O Cruzeiro recebeu uma proposta da 777 Partners antes de a empresa norte-americana fechar com o Vasco da Gama. O presidente Sérgio Santos Rodrigues e a XP nunca vieram a público explicar essa tratativa. A falta de transparência é uma das marcas da SAF do Cruzeiro, que tem sido considerada a mais problemática do país. Tanto que Ronaldo ainda não definiu se assinará o contrato da compra das ações – nenhum investidor chegou a ameaçar desistir do negócio até agora, apenas o Fenômeno.

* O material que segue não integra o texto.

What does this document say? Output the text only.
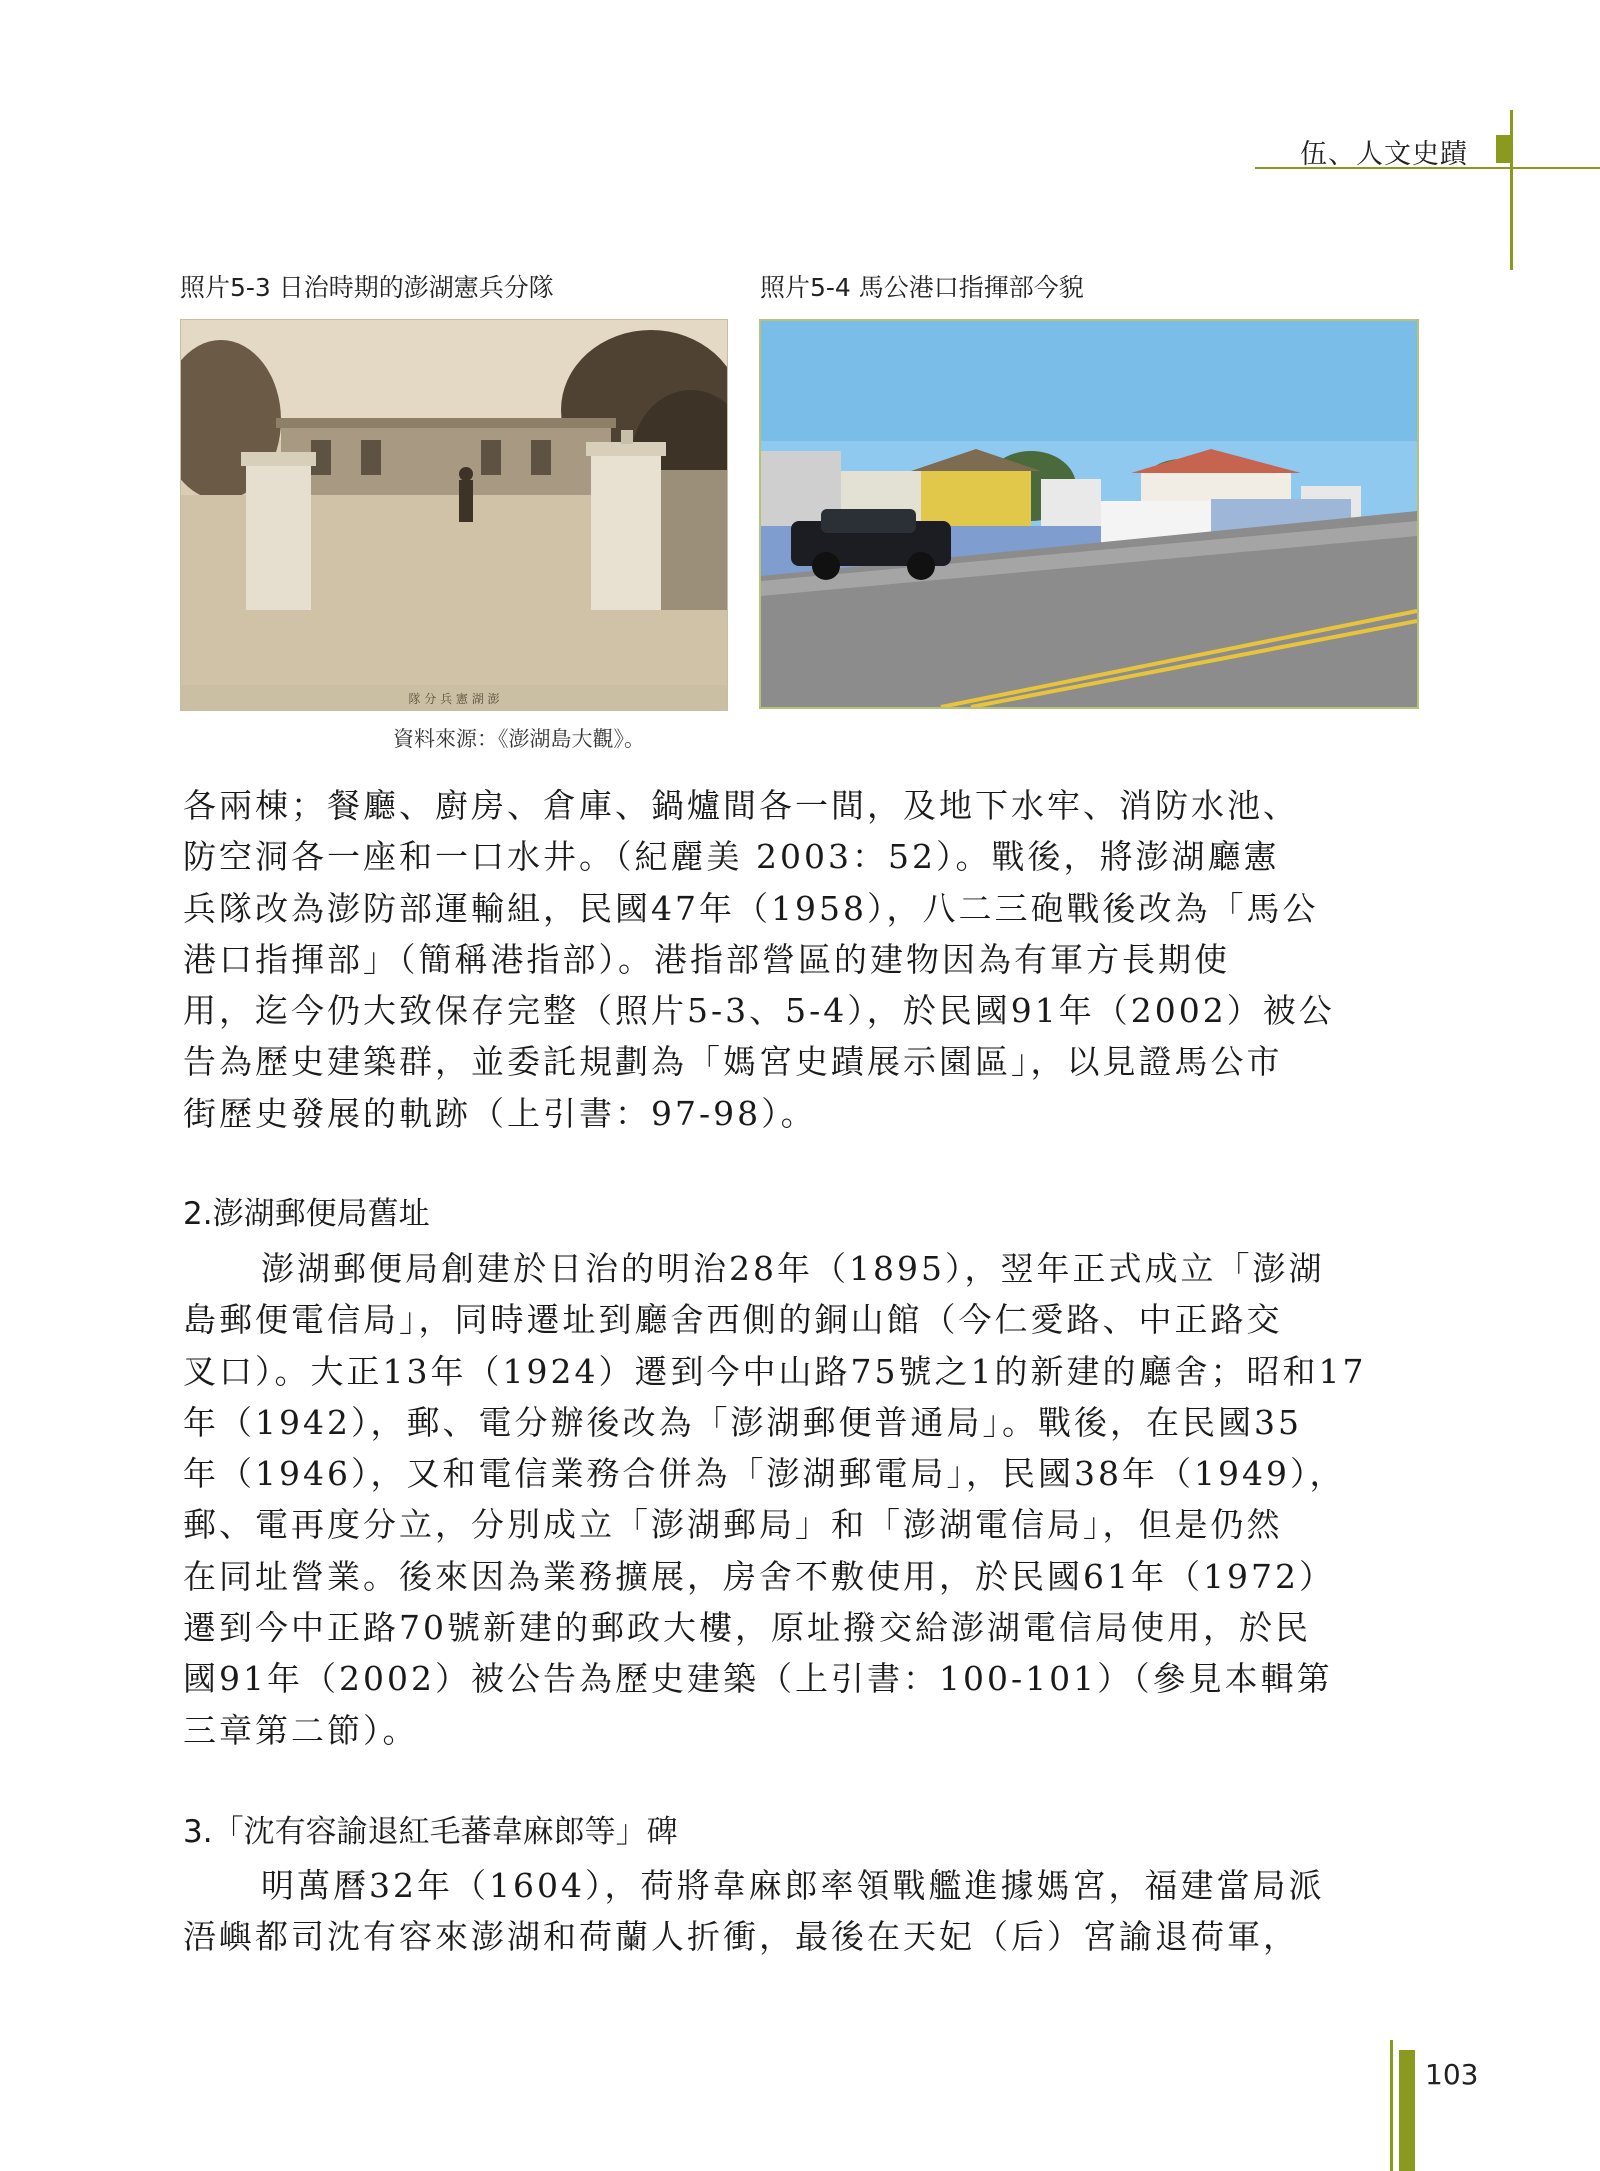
伍、人文史蹟
照片5-3 日治時期的澎湖憲兵分隊	照片5-4 馬公港口指揮部今貌
隊 分 兵 憲 湖 澎
資料來源：《澎湖島大觀》。
各兩棟；餐廳、廚房、倉庫、鍋爐間各一間，及地下水牢、消防水池、
防空洞各一座和一口水井。（紀麗美 2003：52）。戰後，將澎湖廳憲
兵隊改為澎防部運輸組，民國47年（1958），八二三砲戰後改為「馬公
港口指揮部」（簡稱港指部）。港指部營區的建物因為有軍方長期使
用，迄今仍大致保存完整（照片5-3、5-4），於民國91年（2002）被公
告為歷史建築群，並委託規劃為「媽宮史蹟展示園區」，以見證馬公市
街歷史發展的軌跡（上引書：97-98）。
2.澎湖郵便局舊址
澎湖郵便局創建於日治的明治28年（1895），翌年正式成立「澎湖
島郵便電信局」，同時遷址到廳舍西側的銅山館（今仁愛路、中正路交
叉口）。大正13年（1924）遷到今中山路75號之1的新建的廳舍；昭和17
年（1942），郵、電分辦後改為「澎湖郵便普通局」。戰後，在民國35
年（1946），又和電信業務合併為「澎湖郵電局」，民國38年（1949），
郵、電再度分立，分別成立「澎湖郵局」和「澎湖電信局」，但是仍然
在同址營業。後來因為業務擴展，房舍不敷使用，於民國61年（1972）
遷到今中正路70號新建的郵政大樓，原址撥交給澎湖電信局使用，於民
國91年（2002）被公告為歷史建築（上引書：100-101）（參見本輯第
三章第二節）。
3.「沈有容諭退紅毛蕃韋麻郎等」碑
明萬曆32年（1604），荷將韋麻郎率領戰艦進據媽宮，福建當局派
浯嶼都司沈有容來澎湖和荷蘭人折衝，最後在天妃（后）宮諭退荷軍，
103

Para fechar a compra, Ronaldo fez novas exigências: ele quer que as Tocas da Raposa I e II sejam transferidas da associação para a SAF, o que demanda aprovação do Conselho Deliberativo. Em contrapartida, ele assumiria a dívida tributária – cerca de R$ 180 milhões – do clube com a Procuradoria-Geral da Fazenda Nacional (PGFN).
O artigo 20 do Estatuto diz que cabe ao Conselho Deliberativo decidir sobre a alienação de imóveis. Para o pedido do empresário ser aprovado, é preciso consenso de modo a obter 90% da totalidade dos votos. Reunião Extraordinária marcada para 4 de abril (segunda-feira) definirá se a associação abrirá mão dos dois centros de treinamento.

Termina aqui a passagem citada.